In the off-season (and I mean off-season) walk all the trails and build yourself a map. The best time is right at the end of deer season and probably a month before. Study the land. Be as low-impact as you can. Based on track directions you can figure out where they’re going to bed down and where they’re going to feed. For this you’ll have to read your track in the early morning. Reading tracks during the late evening has never worked for me. I think Blacktails are just too dang nocturnal. I like to do most of my reading of tracks in the middle of the day in full sun light (I can read tracks better that way). When I’m in a really good spot I’ll use survey tape and run it every 40 yards or so, it really gives you a perspective of the right place to hang a stand. Then I’ll go there early in the morning and study the wind currents. With three foot strands bright flagging tape you can really see wind currents. I study wind currents from 15 minute before shooting light to eleven and then from 4 PM until dark. Those are my prime times (although my Indian friend swears that the middle of the day is when he’s done best on the biggest of all bucks. He says that he believes that they don’t really suspect any body to be out hunting them at 1 PM. BTW, I saw the big guy and his friend on a secondary trail at 1 PM in the afternoon. Go figure.) After finding “the place”, I take all of the flagging tape off, since I don’t want to attract other hunters. I even park my vehicle in an unnoticeable place and walk in so I don’t attract any attention. I even try to keep my boot prints hidden.
NEVER forget wind direction. (It must always be right, if it’s wrong pack up your bags and hunt some place else!) Work on your setup based on trails, tracks, bedding, feeding, watering areas and wind-direction. Your draw must be undetected. Deer can see 270 degrees, if they see you draw they’re gone. If they’re traveling in threes then its really difficult because you have at least six set of eyes to fool.
Like I said before, putting it all together is half the fun. I’m looking forward to hearing other peoples input. I have a lot more that I would like to learn and pass on to my children. My Grandfather always said to “learn to walk like an Indian”. I have so much respect for both nature (God’s creation) and the old-way’s and I know so very little. – “C++”


Odds ‘n Sods:

The price of gold appears to have established a new floor at around $675 per ounce, and silver ditto, at around $13.10

Note from JWR:

Yowza! We just surpassed the 400,000 unique visits mark. That is a fantastic number. I had only expected 100,000 unique in the first year, and now we’ve logged four times that in just the first 10 months! Thanks for making SurvivalBlog such a rapid success. Please keep spreading the word. A brief e-mail to your friends, and/or adding a linked SurvivalBlog banner on your website would be greatly appreciated!

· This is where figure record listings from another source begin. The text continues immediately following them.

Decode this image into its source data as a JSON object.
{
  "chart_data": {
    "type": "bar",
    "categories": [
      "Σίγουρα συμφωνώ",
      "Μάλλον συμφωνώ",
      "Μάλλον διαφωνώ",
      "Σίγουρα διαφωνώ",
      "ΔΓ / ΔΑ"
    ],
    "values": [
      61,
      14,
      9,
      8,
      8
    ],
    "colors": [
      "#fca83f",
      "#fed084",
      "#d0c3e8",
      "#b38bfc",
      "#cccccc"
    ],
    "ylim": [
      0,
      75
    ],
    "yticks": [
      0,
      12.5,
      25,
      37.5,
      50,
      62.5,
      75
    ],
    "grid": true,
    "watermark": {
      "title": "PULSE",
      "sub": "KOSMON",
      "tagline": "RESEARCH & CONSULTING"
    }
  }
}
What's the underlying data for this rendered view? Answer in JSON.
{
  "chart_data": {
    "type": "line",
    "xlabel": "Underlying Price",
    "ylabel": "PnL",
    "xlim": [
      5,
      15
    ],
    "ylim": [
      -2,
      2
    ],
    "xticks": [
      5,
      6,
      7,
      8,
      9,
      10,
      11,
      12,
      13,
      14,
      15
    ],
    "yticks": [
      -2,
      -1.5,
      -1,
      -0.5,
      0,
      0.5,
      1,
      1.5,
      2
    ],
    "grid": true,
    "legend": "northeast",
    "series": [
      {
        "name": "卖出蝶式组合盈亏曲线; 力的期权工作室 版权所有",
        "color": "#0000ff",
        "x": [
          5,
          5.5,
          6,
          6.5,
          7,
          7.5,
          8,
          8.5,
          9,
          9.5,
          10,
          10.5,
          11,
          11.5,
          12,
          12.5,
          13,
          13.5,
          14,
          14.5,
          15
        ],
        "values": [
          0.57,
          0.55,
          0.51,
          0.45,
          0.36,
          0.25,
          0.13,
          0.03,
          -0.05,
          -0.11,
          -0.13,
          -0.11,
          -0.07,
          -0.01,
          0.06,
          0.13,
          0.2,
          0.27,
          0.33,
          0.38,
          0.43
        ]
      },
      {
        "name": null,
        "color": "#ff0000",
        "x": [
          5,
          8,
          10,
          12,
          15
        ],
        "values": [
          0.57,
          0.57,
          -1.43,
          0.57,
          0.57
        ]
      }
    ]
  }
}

Letter Re: Survivalist Matchmaking?

Can you recommend a place, business, web site, that offers the equivalent of Match.com, eHarmony.com, etc for preparedness minded folks? There used to be a place called patriotmatchmaker, but no more. Any suggestions? If you cannot find such a place, you might want to consider starting one as a income producing web site. Why not? You have the perfect target audience to do so. Thanks, – Boosters

JWR Replies: Because our society is so litigious, I’m not inclined toward setting up such as service. I formerly directed folks to the Survivalist Contacts page at www.SurvivalistBooks.com, but that page doesn’t seem to be working at the present time. Hopefully it is just a short term glitch. Perhaps someone out there knows of other similar sites.